Дальше прихожей мы, конечно, эту толпу не пустили, хотя любопытные женщины хотели протиснуться в коридор, но Саша строго запретила.
И в самом деле это оказался малыш.
— Понимаете, понимаете, — затрещала женщина в пестром платке. — Я иду покупать два кило картошки. Нет, картошку я уже купила, я лук покупала.
— Спокойно, гражданка, — перебил ее милиционер. — Кому я должен сдать ребенка?
—Дайте все рассказать! — возмутилась женщина в платке. — Так вот, покупаю лук и вдруг вижу — лежит женщина. — Рассказчица наклонила голову и перешла на шепот.
— Так и было, лежит женщина, — тоже шепотом подтвердили и другие женщины.
— Мы наклоняемся, — продолжала первая, в пестром платке, — и видим — женщина без сознания, а возле нее этот ребенок.
— Мы позвали милиционера. Женщину отвезли в больницу, а ребенка принесли сюда.
— А как же! Ребенок почти замерз, вот мы и позвали милиционера.

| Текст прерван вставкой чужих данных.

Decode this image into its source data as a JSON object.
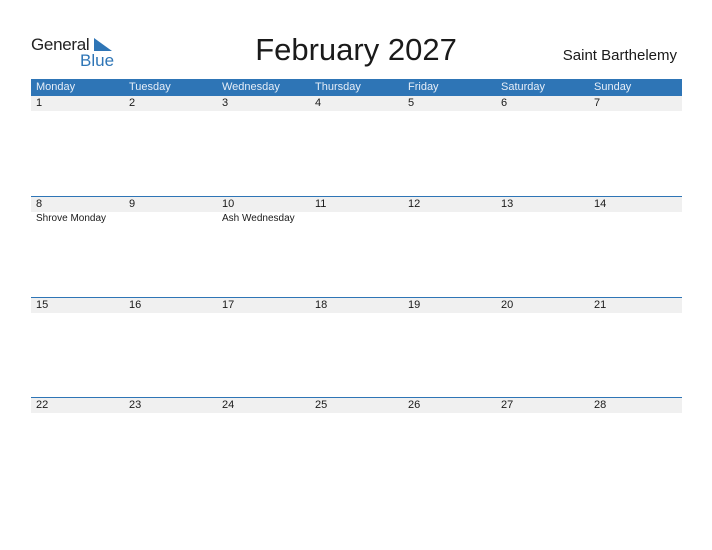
{
  "logo": {
    "general": "General",
    "blue": "Blue"
  },
  "title": "February 2027",
  "region": "Saint Barthelemy",
  "weekdays": [
    "Monday",
    "Tuesday",
    "Wednesday",
    "Thursday",
    "Friday",
    "Saturday",
    "Sunday"
  ],
  "weeks": [
    {
      "days": [
        "1",
        "2",
        "3",
        "4",
        "5",
        "6",
        "7"
      ],
      "events": [
        "",
        "",
        "",
        "",
        "",
        "",
        ""
      ]
    },
    {
      "days": [
        "8",
        "9",
        "10",
        "11",
        "12",
        "13",
        "14"
      ],
      "events": [
        "Shrove Monday",
        "",
        "Ash Wednesday",
        "",
        "",
        "",
        ""
      ]
    },
    {
      "days": [
        "15",
        "16",
        "17",
        "18",
        "19",
        "20",
        "21"
      ],
      "events": [
        "",
        "",
        "",
        "",
        "",
        "",
        ""
      ]
    },
    {
      "days": [
        "22",
        "23",
        "24",
        "25",
        "26",
        "27",
        "28"
      ],
      "events": [
        "",
        "",
        "",
        "",
        "",
        "",
        ""
      ]
    }
  ],
  "colors": {
    "accent": "#2e75b6",
    "day_strip": "#f0f0f0"
  }
}
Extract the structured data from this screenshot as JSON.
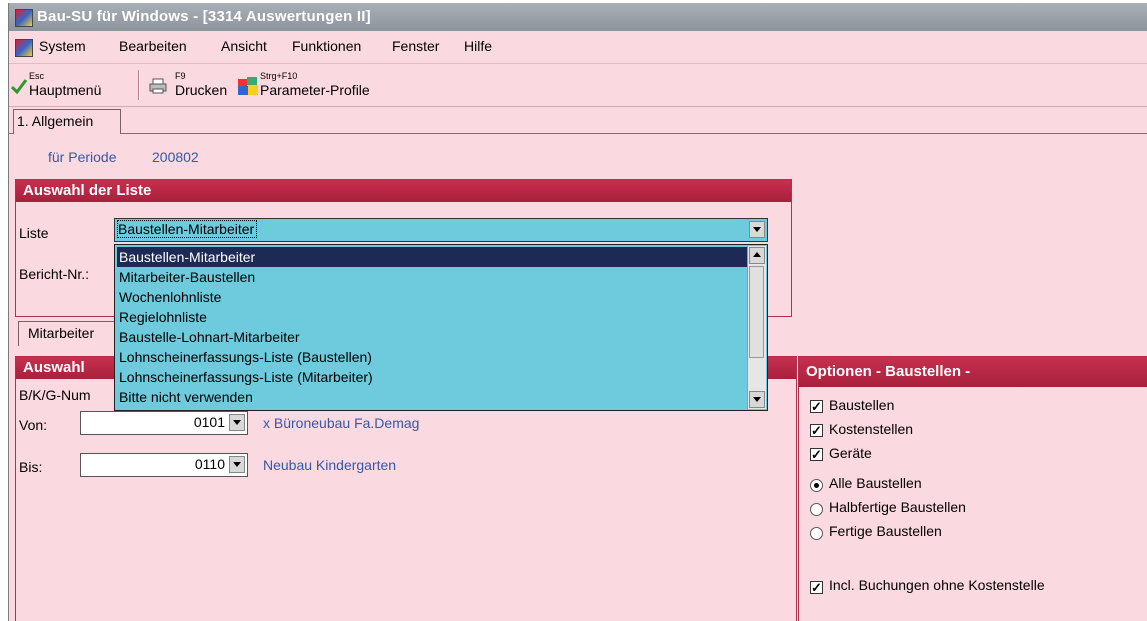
{
  "window": {
    "title": "Bau-SU für Windows - [3314 Auswertungen II]"
  },
  "menu": [
    "System",
    "Bearbeiten",
    "Ansicht",
    "Funktionen",
    "Fenster",
    "Hilfe"
  ],
  "toolbar": {
    "home": {
      "shortcut": "Esc",
      "label": "Hauptmenü"
    },
    "print": {
      "shortcut": "F9",
      "label": "Drucken"
    },
    "profiles": {
      "shortcut": "Strg+F10",
      "label": "Parameter-Profile"
    }
  },
  "tabs": {
    "main": "1. Allgemein",
    "sub": "Mitarbeiter"
  },
  "period": {
    "label": "für Periode",
    "value": "200802"
  },
  "auswahl_liste": {
    "title": "Auswahl der Liste",
    "liste_label": "Liste",
    "liste_value": "Baustellen-Mitarbeiter",
    "bericht_label": "Bericht-Nr.:",
    "options": [
      "Baustellen-Mitarbeiter",
      "Mitarbeiter-Baustellen",
      "Wochenlohnliste",
      "Regielohnliste",
      "Baustelle-Lohnart-Mitarbeiter",
      "Lohnscheinerfassungs-Liste (Baustellen)",
      "Lohnscheinerfassungs-Liste (Mitarbeiter)",
      "Bitte nicht verwenden"
    ]
  },
  "auswahl2": {
    "title": "Auswahl",
    "subheader": "B/K/G-Num",
    "von_label": "Von:",
    "von_value": "0101",
    "von_desc": "x Büroneubau Fa.Demag",
    "bis_label": "Bis:",
    "bis_value": "0110",
    "bis_desc": "Neubau Kindergarten"
  },
  "optionen": {
    "title": "Optionen - Baustellen -",
    "checks": [
      {
        "label": "Baustellen",
        "checked": true
      },
      {
        "label": "Kostenstellen",
        "checked": true
      },
      {
        "label": "Geräte",
        "checked": true
      }
    ],
    "radios": [
      {
        "label": "Alle Baustellen",
        "selected": true
      },
      {
        "label": "Halbfertige Baustellen",
        "selected": false
      },
      {
        "label": "Fertige Baustellen",
        "selected": false
      }
    ],
    "incl": {
      "label": "Incl. Buchungen ohne Kostenstelle",
      "checked": true
    }
  },
  "colors": {
    "bg": "#fbd9e0",
    "header": "#c7304f",
    "list": "#6dcbdd",
    "selection": "#1e2a56",
    "link": "#3359a8"
  },
  "icons": {
    "home": "green-check-icon",
    "print": "printer-icon",
    "profiles": "profiles-icon"
  }
}
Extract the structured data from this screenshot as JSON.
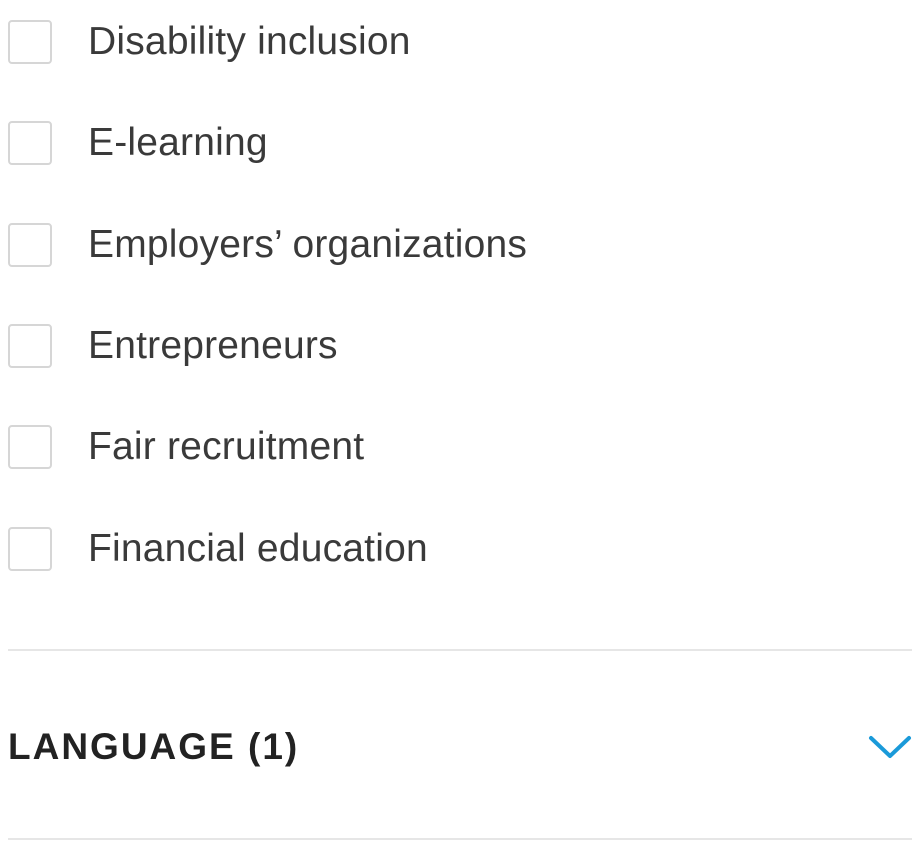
{
  "filters": {
    "items": [
      {
        "label": "Disability inclusion",
        "checked": false
      },
      {
        "label": "E-learning",
        "checked": false
      },
      {
        "label": "Employers’ organizations",
        "checked": false
      },
      {
        "label": "Entrepreneurs",
        "checked": false
      },
      {
        "label": "Fair recruitment",
        "checked": false
      },
      {
        "label": "Financial education",
        "checked": false
      }
    ]
  },
  "language_section": {
    "title": "LANGUAGE (1)",
    "toggle_icon": "chevron-down-icon",
    "accent_color": "#1a9ad9"
  }
}
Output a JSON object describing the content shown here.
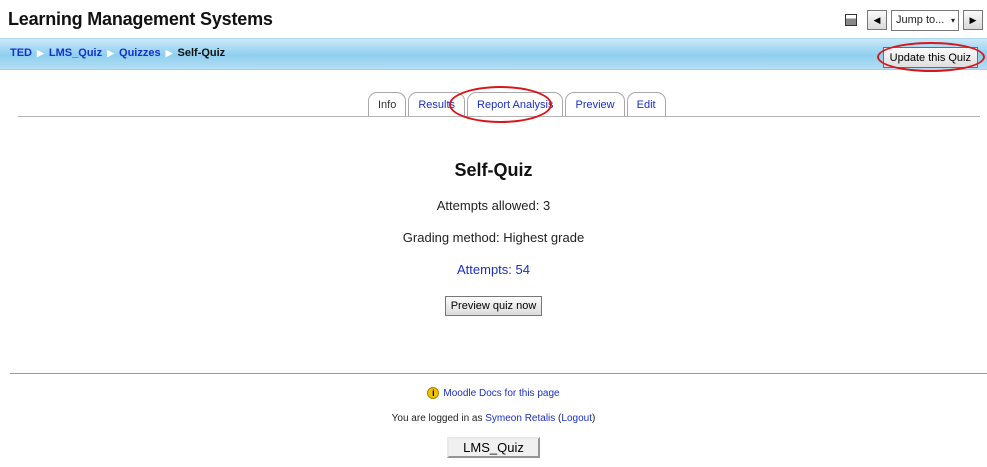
{
  "header": {
    "site_title": "Learning Management Systems",
    "doc_icon": "document-icon",
    "prev_icon": "◀",
    "next_icon": "▶",
    "jump_label": "Jump to...",
    "jump_arrow": "▾"
  },
  "breadcrumb": {
    "items": [
      "TED",
      "LMS_Quiz",
      "Quizzes"
    ],
    "current": "Self-Quiz",
    "separator": "▶"
  },
  "update_button": "Update this Quiz",
  "tabs": [
    "Info",
    "Results",
    "Report Analysis",
    "Preview",
    "Edit"
  ],
  "main": {
    "title": "Self-Quiz",
    "attempts_allowed": "Attempts allowed: 3",
    "grading_method": "Grading method: Highest grade",
    "attempts_link": "Attempts: 54",
    "preview_button": "Preview quiz now"
  },
  "footer": {
    "help_icon": "i",
    "docs_link": "Moodle Docs for this page",
    "logged_in_prefix": "You are logged in as ",
    "user_name": "Symeon Retalis",
    "logout_open": " (",
    "logout_link": "Logout",
    "logout_close": ")",
    "course_button": "LMS_Quiz"
  },
  "colors": {
    "link": "#1a2fc8",
    "breadcrumb_bar": "#8ecfef",
    "highlight_ring": "#d8161c"
  }
}
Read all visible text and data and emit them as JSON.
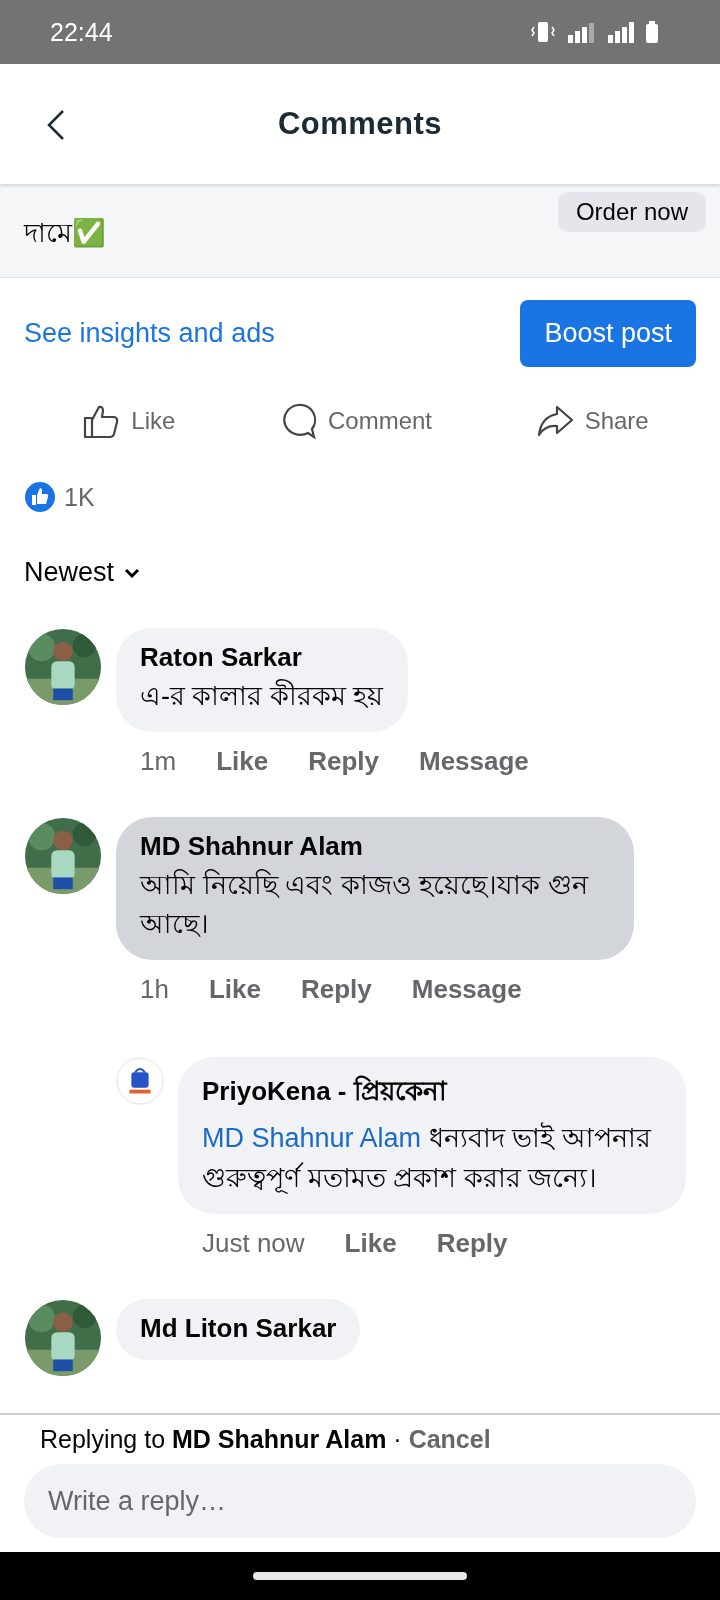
{
  "status_bar": {
    "time": "22:44"
  },
  "header": {
    "title": "Comments"
  },
  "post": {
    "text_fragment": "দামে✅",
    "order_button": "Order now"
  },
  "insights_link": "See insights and ads",
  "boost_button": "Boost post",
  "actions": [
    {
      "kind": "like",
      "label": "Like"
    },
    {
      "kind": "comment",
      "label": "Comment"
    },
    {
      "kind": "share",
      "label": "Share"
    }
  ],
  "reactions": {
    "count": "1K"
  },
  "sort": {
    "label": "Newest"
  },
  "comments": [
    {
      "author": "Raton Sarkar",
      "avatar": {
        "kind": "picture"
      },
      "text": "এ-র কালার কীরকম হয়",
      "time": "1m",
      "links": [
        "Like",
        "Reply",
        "Message"
      ],
      "highlighted": false
    },
    {
      "author": "MD Shahnur Alam",
      "avatar": {
        "kind": "picture"
      },
      "text": "আমি নিয়েছি এবং কাজও হয়েছে।যাক গুন আছে।",
      "time": "1h",
      "links": [
        "Like",
        "Reply",
        "Message"
      ],
      "highlighted": true,
      "replies": [
        {
          "author": "PriyoKena - প্রিয়কেনা",
          "avatar": {
            "kind": "logo"
          },
          "mention": "MD Shahnur Alam",
          "text": "ধন্যবাদ ভাই আপনার গুরুত্বপূর্ণ মতামত প্রকাশ করার জন্যে।",
          "time": "Just now",
          "links": [
            "Like",
            "Reply"
          ],
          "highlighted": false
        }
      ]
    },
    {
      "author": "Md Liton Sarkar",
      "avatar": {
        "kind": "picture"
      },
      "highlighted": false
    }
  ],
  "reply_bar": {
    "prefix": "Replying to",
    "name": "MD Shahnur Alam",
    "separator": "·",
    "cancel": "Cancel"
  },
  "composer": {
    "placeholder": "Write a reply…"
  }
}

Пока женщины шептали и тараторили, Мелася Яремовна взяла из рук милиционера маленький холодный комочек с синими ножками и ручками. Это была девочка. Какой ужас! Ей не больше девяти дней! У нее и пуповина не зажила, глаза закрыты, и лишь едва слышный писк вырывался из несчастного тельца. Девочка едва дышала. Мне даже жутко стало.
— И ручки, и ножки обморожены, — сказала Мелася Яремовна, — Надия Петровна, быстрее несем в изолятор. Велите приготовить кроватку, ватный конверт.
— И жировой компресс, — бросила Саша, едва выпроводив пришедших женщин и уже расписавшись у милиционера о приеме ребенка.
— Оно умрет, несчастное дитя! — сказала, уходя, женщина в пестром платке и перекрестилась.
— Это в «Малютке Езус» без пересадки посылали на небо, а мы постараемся, чтобы оно еще пожило, — не удержалась я, чтобы не ответить вслед.
До чего же мне было жаль эту кроху, этот маленький носик, посиневший и уже заострившийся.
— Пневмония, — сказала Саша. — Если бы все-таки удалось спасти!